Il telelavoro è ancora visto, almeno in Italia, come una boutade, per nulla in grado di rappresentare un’alternativa al concetto “mainstrem” di lavoro.
Eppure il telelavoro potrebbe salvare l’Italia.
Almeno è questo ciò che emerge – con chiarezza – dall’ultimo saggio di Piero Staffa, economista italiano che insegna all’Università di Cambridge.
Il telelavoro, secondo Staffa, è potenzialmente in grado di risolvere due problemi. Il primo riguarda la disoccupazione. Molte imprese non assumono perché, semplicemente, il costo del lavoro è troppo altro. Ma se all’ufficio sostituiamo casa, il costo del lavoro viene abbattuto in maniera decisa. Dunque, problema risolto, o quasi.
Il telelavoro, però, interviene anche su un altro fronte, radicalmente diverso ma comunque molto importante: quello dello spopolamento dei piccoli centri urbani. E’ un fenomeno che dura da decenni: causa la mancanza di lavoro, che si è concentrato nelle grandi città, i lavoratori (o gli aspiranti tali) si spostano nelle metropoli o nei centri più grandi.
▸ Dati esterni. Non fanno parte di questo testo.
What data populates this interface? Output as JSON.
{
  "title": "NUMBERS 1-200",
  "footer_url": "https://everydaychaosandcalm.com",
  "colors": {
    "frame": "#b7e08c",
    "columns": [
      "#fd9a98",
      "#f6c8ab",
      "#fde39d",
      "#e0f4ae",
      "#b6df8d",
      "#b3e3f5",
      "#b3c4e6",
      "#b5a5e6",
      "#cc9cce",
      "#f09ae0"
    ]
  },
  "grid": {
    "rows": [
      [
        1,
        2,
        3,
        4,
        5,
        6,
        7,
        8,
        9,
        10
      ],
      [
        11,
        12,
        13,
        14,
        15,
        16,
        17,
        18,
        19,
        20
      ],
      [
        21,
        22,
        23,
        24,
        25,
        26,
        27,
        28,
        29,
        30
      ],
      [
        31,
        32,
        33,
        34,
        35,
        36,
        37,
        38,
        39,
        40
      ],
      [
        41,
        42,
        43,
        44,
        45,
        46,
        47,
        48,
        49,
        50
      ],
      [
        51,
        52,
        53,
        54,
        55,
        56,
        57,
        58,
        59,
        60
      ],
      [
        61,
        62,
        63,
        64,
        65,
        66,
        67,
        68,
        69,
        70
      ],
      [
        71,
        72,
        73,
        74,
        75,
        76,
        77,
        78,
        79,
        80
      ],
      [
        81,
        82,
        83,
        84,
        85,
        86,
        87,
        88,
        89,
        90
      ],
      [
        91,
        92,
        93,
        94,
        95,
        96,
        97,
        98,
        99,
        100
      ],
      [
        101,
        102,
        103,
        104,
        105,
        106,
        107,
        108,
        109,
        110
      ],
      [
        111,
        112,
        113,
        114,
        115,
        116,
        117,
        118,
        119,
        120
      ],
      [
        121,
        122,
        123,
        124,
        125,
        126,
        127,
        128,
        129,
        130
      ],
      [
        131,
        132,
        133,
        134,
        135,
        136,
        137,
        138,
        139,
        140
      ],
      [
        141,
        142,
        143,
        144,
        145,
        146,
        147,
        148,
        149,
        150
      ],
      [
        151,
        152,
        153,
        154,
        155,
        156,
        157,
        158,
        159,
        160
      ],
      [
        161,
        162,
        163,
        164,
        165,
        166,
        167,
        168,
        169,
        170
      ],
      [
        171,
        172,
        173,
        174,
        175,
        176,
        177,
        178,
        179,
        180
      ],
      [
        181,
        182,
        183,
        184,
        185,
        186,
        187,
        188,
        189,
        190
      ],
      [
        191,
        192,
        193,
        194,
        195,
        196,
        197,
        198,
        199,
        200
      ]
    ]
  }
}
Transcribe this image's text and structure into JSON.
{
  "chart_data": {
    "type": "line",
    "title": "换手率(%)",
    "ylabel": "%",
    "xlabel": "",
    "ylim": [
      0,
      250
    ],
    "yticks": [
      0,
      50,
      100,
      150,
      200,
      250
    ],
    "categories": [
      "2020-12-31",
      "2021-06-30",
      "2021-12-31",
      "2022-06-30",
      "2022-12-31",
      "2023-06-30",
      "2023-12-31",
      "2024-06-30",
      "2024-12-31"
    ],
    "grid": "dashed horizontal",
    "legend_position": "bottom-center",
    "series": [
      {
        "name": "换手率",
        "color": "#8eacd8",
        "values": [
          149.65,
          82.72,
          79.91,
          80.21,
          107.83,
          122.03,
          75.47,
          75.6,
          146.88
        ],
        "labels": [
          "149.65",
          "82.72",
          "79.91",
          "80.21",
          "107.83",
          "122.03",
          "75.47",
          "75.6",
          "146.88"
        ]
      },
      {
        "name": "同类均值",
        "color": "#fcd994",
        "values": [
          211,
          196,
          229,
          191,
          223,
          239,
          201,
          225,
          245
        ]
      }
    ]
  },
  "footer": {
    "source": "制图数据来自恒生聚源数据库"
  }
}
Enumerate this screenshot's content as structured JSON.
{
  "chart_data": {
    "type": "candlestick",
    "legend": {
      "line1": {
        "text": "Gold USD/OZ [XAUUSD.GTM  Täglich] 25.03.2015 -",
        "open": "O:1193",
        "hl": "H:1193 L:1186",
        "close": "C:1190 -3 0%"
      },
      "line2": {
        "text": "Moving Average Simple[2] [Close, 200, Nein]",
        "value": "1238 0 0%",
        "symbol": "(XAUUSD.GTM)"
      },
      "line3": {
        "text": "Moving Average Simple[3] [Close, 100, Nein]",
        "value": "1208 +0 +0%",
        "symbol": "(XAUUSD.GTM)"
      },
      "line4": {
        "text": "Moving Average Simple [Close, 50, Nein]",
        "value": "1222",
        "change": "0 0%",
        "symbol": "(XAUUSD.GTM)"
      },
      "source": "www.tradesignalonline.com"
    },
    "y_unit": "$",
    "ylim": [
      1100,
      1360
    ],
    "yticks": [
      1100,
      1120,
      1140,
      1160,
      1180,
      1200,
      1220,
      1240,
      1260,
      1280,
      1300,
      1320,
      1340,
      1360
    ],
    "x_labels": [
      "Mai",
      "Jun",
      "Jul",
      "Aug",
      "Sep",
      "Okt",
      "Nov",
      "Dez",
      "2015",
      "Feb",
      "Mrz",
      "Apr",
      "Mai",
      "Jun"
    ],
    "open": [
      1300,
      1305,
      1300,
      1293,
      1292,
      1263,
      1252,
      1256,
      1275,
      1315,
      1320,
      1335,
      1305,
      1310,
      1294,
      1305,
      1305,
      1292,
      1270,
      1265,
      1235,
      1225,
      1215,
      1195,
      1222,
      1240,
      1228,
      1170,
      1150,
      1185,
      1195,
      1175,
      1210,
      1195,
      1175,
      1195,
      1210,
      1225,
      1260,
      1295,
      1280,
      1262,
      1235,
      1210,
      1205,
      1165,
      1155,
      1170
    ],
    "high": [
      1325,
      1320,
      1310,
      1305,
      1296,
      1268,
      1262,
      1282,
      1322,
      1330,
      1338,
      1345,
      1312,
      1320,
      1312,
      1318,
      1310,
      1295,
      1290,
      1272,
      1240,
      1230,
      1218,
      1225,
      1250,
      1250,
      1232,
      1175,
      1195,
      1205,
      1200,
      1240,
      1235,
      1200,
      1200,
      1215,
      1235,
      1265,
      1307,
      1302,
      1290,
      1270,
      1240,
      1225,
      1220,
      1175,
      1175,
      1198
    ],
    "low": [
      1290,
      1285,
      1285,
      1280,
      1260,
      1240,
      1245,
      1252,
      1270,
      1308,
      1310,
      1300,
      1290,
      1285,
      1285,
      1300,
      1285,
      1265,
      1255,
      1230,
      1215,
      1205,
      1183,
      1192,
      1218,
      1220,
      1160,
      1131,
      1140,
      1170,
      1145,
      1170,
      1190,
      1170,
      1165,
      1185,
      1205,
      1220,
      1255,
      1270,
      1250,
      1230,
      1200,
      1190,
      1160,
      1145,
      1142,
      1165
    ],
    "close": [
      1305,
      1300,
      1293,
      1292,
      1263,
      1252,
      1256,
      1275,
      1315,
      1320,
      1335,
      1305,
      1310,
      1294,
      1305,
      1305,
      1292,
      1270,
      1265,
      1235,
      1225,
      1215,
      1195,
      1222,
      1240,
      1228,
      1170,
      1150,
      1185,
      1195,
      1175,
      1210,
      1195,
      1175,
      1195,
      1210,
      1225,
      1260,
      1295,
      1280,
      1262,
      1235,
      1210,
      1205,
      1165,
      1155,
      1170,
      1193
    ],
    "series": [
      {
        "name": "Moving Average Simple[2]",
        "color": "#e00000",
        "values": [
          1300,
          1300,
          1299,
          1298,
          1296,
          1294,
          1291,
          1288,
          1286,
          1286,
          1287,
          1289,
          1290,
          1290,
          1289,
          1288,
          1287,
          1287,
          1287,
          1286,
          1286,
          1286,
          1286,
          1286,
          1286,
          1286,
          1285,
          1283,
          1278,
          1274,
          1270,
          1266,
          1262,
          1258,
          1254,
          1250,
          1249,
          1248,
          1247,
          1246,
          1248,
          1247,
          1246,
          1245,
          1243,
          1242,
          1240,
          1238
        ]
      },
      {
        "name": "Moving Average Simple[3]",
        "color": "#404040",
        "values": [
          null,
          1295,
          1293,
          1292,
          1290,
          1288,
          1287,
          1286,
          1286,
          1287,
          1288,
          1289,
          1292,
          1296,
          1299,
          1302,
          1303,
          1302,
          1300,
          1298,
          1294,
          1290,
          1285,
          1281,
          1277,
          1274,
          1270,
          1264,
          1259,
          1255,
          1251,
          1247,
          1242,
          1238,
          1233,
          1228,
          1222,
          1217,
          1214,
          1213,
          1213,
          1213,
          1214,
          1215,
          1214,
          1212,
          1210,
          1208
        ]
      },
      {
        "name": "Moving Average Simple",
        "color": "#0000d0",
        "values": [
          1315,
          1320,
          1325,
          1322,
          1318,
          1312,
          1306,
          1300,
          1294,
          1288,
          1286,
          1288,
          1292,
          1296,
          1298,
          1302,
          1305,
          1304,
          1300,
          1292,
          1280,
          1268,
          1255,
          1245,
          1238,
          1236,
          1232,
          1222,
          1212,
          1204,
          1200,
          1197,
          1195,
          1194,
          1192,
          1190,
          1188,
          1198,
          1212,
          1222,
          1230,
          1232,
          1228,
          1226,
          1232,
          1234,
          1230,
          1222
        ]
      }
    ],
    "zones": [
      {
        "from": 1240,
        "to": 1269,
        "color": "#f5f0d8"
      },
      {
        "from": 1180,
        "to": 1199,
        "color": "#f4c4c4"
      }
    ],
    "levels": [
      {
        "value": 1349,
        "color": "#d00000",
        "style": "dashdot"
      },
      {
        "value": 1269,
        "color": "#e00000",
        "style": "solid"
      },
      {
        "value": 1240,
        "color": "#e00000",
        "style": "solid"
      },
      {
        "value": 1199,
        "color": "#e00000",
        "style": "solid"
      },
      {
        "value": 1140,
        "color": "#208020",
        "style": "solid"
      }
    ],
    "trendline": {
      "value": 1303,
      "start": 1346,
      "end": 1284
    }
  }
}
Questo fenomeno si è intensificato negli ultimi anni, con l’ascesa dei nuovi flussi migratori interni – ovviamente nella direttrice sud-nord.
Ebbene, un telelavoratore non si preoccupa di dove svolge le sue mansioni. Le tecnologie digitali gli permettono di stare in contatto con datori di lavoro e fornitori ovunque egli si trovi fisicamente. Ma allora, se un posto vale l’altro, ci si può accasare anche nelle città di origine o in quei centri che stanno subendo il dramma dello spopolamento. Anzi, sarebbe persino auspicabile: soggiornare in un paesino dell’Appennino è senz’altro meno costo che vivere a Milano.